As the autumn light here carves the city up into so many pieces of yellowish cake, the soft light that falls down the hill of the unknown city street in Brenda L Croft’s Man About Town (2003) is familiar but dislocating. A well dressed man stands alone in the city street, unstaged, this is an actual image of Croft’s father in this unidentified time and place. Like a film still it suggests unlimited possible narratives yet offers an image of Indigenous life of that time outside the accepted national imaginary, both unsettling this history and making it more mutable and complex.

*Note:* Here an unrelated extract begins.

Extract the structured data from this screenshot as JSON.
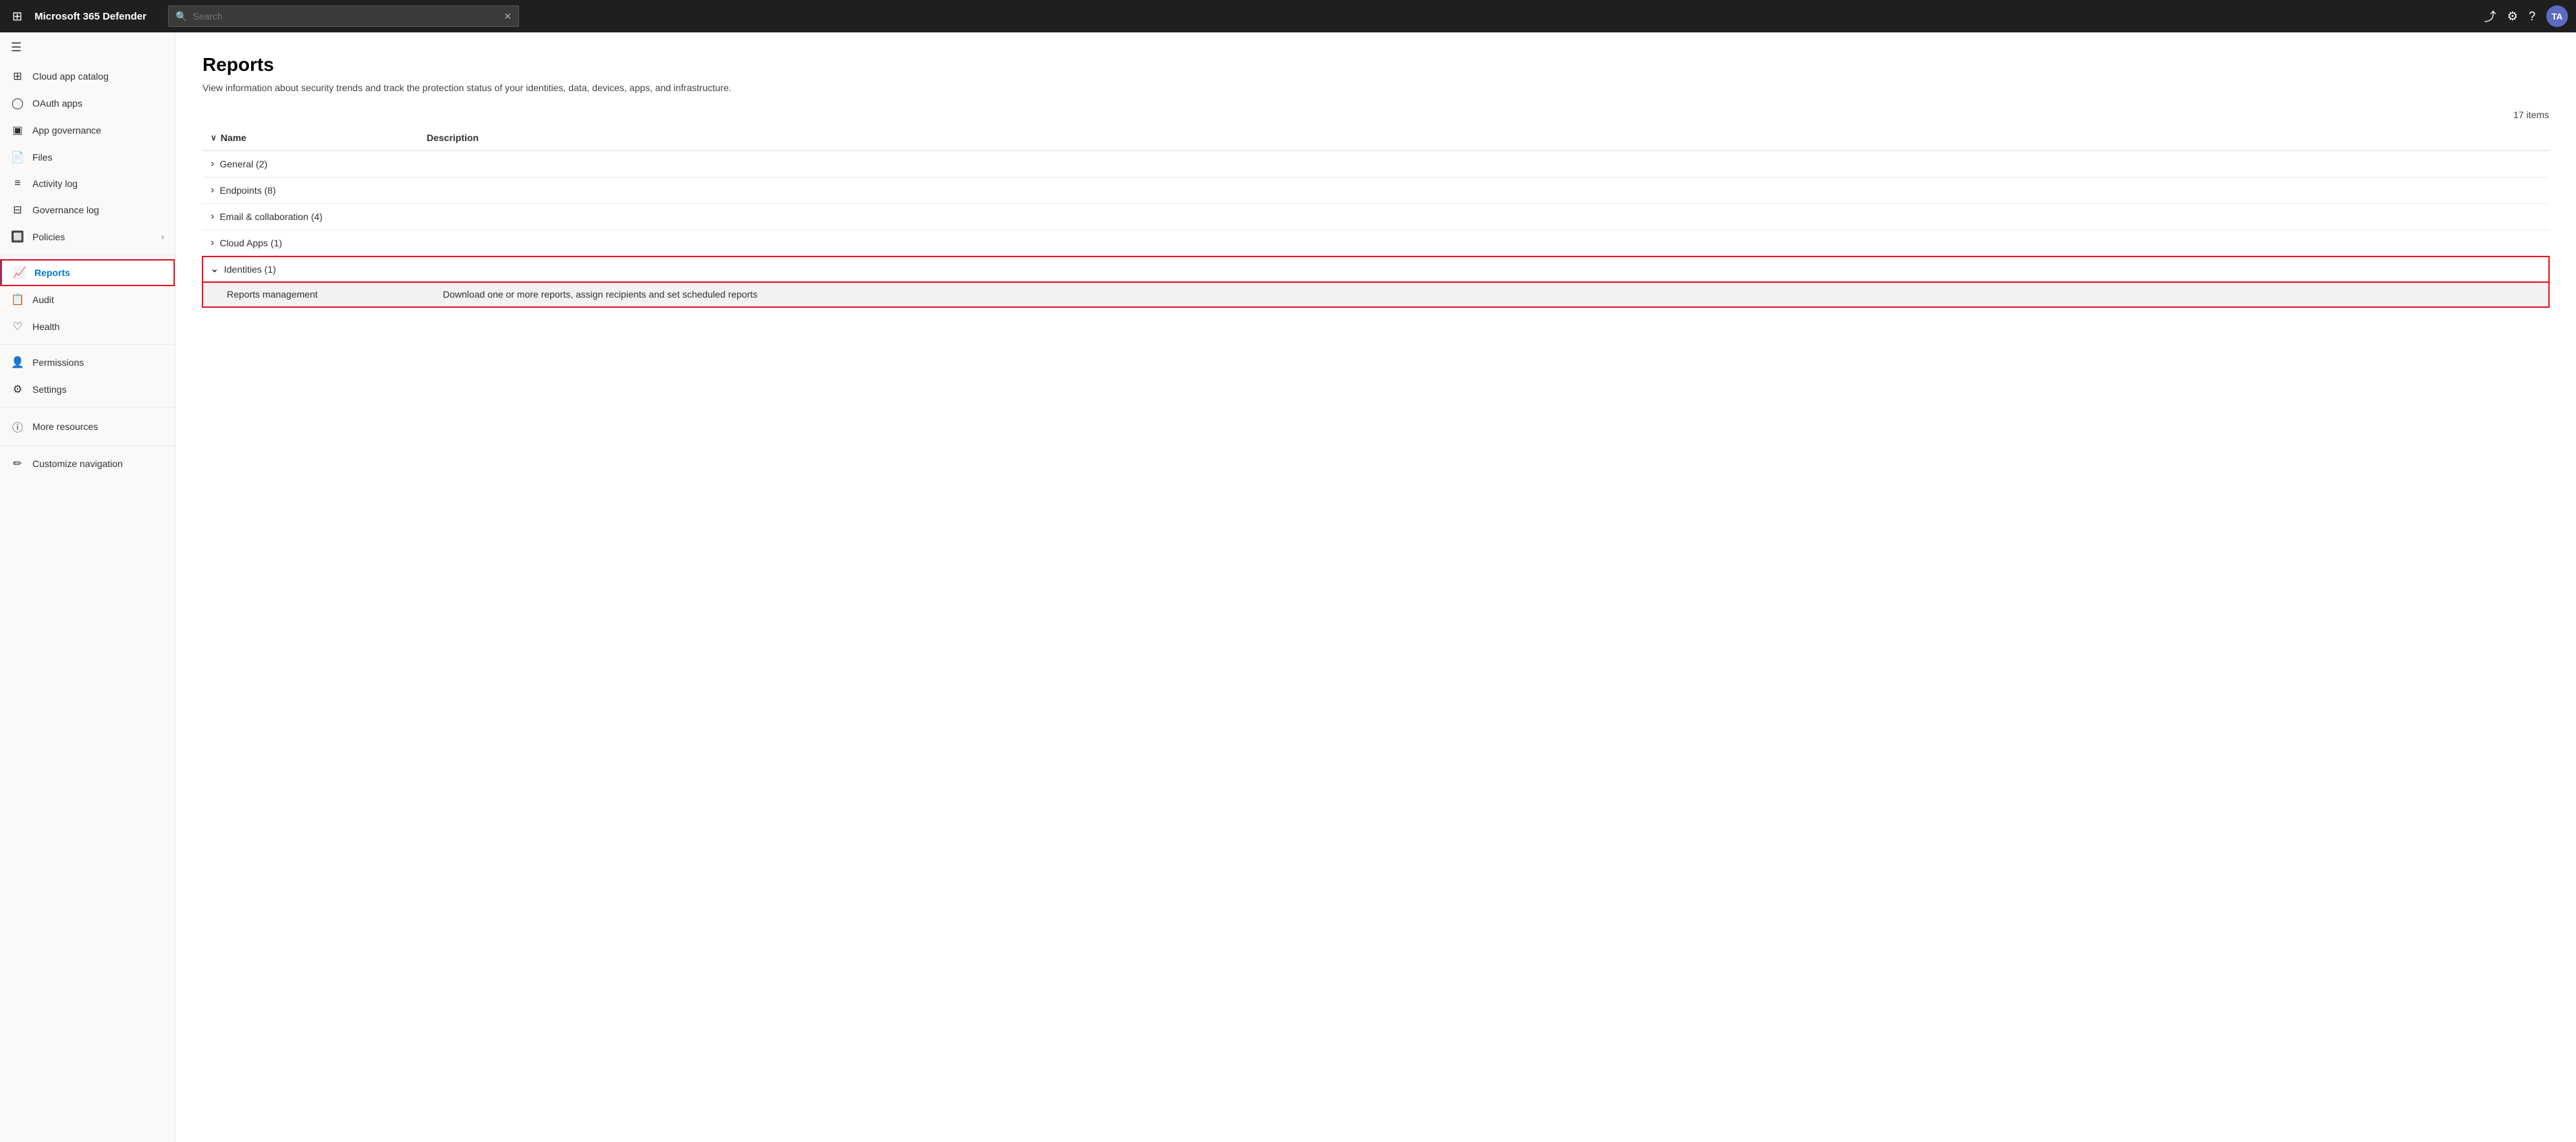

Jonathan Jones embossed prints White Poles 1-3 (2004) with their shadow play of clattering, falling diagonals creates a subtle dimensionality. As the viewer moves around the prints, it seems that the interlocking mesh of lines will open out into a 3d space that one can move into and through. Jone’s work explicitly draws on the fluid lines of Tony Tuckson’s White Lines on Ultramarine (1970-1973) which was in turn a refinement of Yirrkala work collected by Tuckson and Johnson simultaneously pays homage to Pollock’s Blue Poles (1952). Working fluidly in both western and indigenous traditions, Jones’ subtle image of light and spatiality effortlessly connects these traditions.
The repetitive whorled forms of Dennis Nona’s stunning lino print Ara: Boxing Waves (2006) flow and change across the large scale print becoming the unweaving story of the sea, the reef and the sea turtles that hide from the hunter under the “boxing waves”. The dense patterning embodies the currents and dazzle of the sea and the richness of these forms and transmission of cultural knowledge.
All artists here play with light, as medium, as idea, it’s here in the refined shadow movement of Jonathan Jones’s prints and in the photographic gloss and complex codes of Foley and Siwes work, it’s here too in the plate tone of Terry Ngamandra Wilson’s beautifully spare etchings Waterholes at Barlparnarra(2007) and Gulach (2007) and in the fiery eyes of Nora Rupert’s’ spirit beings in Mamu(2003). As down a city street, light connects and reveals, illuminating and re framing what was thought familiar.